La cafétéria vient juste d'ouvrir, je suis le premier client de la journée, un comte Dracula tout étonné de ne pas s'être désintégré sous le néon du soleil. Un serveur souriant est venu modifier la donne, bousculer des atomes et des molécules d’air, échanger des mots bienveillants. Je redescends de ma tour d'ivoire où bouillonne de l'huile chaude, c'est mon versant volcan. Les pensées amères et brûlantes, je ne les réserve qu'à la mer. La solitude c'est le point zéro sur lequel je campe en espérant que quelqu'un, un jour, viendra me chercher.

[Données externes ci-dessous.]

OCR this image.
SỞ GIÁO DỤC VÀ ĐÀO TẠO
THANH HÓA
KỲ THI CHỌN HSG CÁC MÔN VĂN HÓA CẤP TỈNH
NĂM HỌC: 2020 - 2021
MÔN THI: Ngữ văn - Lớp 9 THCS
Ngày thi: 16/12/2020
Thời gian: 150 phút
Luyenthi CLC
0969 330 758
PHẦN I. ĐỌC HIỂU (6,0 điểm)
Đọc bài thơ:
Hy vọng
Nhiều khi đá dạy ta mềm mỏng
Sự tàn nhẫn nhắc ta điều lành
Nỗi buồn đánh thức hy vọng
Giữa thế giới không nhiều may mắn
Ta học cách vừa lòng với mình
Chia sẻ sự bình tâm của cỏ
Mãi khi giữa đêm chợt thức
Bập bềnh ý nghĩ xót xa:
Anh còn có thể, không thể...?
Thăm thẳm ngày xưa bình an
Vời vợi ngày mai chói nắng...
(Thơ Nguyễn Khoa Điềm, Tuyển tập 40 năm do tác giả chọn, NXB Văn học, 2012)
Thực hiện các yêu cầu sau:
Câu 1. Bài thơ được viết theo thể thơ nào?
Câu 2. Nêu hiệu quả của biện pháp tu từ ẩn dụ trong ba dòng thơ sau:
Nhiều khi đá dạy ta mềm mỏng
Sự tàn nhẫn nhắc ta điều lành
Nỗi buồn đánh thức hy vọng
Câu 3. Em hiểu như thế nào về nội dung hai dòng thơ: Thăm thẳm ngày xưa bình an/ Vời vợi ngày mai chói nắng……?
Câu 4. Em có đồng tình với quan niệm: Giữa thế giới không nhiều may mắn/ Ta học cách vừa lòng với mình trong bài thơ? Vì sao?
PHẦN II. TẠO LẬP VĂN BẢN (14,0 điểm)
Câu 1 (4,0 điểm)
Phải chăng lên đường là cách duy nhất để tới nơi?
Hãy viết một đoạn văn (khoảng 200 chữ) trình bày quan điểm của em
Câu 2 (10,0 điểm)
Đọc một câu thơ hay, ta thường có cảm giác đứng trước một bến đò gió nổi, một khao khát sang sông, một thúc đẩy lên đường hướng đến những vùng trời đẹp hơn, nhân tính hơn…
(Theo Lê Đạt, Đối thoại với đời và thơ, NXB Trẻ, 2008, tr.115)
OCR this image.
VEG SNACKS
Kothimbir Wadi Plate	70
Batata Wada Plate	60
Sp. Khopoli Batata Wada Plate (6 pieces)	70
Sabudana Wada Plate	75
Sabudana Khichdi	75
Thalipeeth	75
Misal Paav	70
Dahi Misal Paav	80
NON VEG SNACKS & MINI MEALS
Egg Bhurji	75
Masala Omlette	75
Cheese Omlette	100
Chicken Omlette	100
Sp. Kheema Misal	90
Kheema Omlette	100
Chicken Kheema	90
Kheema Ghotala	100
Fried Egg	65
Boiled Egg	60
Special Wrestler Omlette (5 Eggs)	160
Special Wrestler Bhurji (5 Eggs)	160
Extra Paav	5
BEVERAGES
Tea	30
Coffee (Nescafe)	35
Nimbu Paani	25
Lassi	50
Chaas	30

J’ai au préalable, semé le chemin d'embûches, de pièges, de fausses pistes, je me suis éloigné de tout et de tous, assez pour être bien sûr d'être vraiment seul. Quand j’en ai confirmation, je suis alors passé de l'autre côté. Je reviens quelquefois sur la pointe des pieds, par petites touches je communique, je souris parce que ça influe, ça fait effet sur l'individu. Tout de suite après, je me rétracte, et je retourne à mes pénates. Je ne sais pas ce que c'est, non, ce n'est pas de la trouille, rien à voir. J'en vois déjà qui vont sourire, je suis trop sensible, trop empathique, trop prégnant des événements, trop photosensible. Un sourire du serveur ce matin et je bascule en pleine lumière, alors que je traîne derrière moi des heures et des heures de sombres ténèbres. L'altérité nécessite un échange d'énergie, et j'ai une faible autonomie, une petite gourde pour traverser mon propre désert, un lampion pour nous éclairer à tous sur l’univers. Oui, je consacre de l'énergie et du temps, à ramer chaque matin, pour émerger en harmonie, me dire positivement que si ça ne vient pas, si ça empire, on aura toujours le libre-arbitre de se foutre en l'air, ou de se laisser mourir. Alors on paye encore quelques jetons pour voir. Heureusement, il y a mes cahiers, les piliers du temple de l'informulable. C'est là que mes pensées se trouvent le plus confortables, je ne les stresse pas à devoir s'exprimer dans un temps sans cesse plus limité. Viens-en aux faits comme dirait l'autre. J'y viendrai en temps voulu, après avoir respiré la mer, les pins, et savouré mon premier café. Mettre ses pensées à tremper dans de l'eau de mer, je conseille. Entendre le rouleau léger s'étaler sur le sable mouillé, le voir mousser blanc effervescent, ça détend. Mes fluides s'en trouvent émoustillés d'un mimétisme de l'appareil circulatoire. Plus rien n'adhère, plus aucune idée sombre ou noire dans mes artères qui ne résiste au mouvement perpétuel. J'expire, ça va mieux, c'était une bonne idée ce café terrasse, elle est encore déserte, c'est efficace pour vidanger mes idées tordues, ni vu ni connu. Des pets discrets de la pensée, ceux qui enflent et grondent dans l'intestin de ma conscience. Ils étaient dans l'attente d'un espace pour exprimer des flatulences philosophiques de tromboniste, ils émettent un blues du tonnerre sur la partition d'une belle journée qui commence.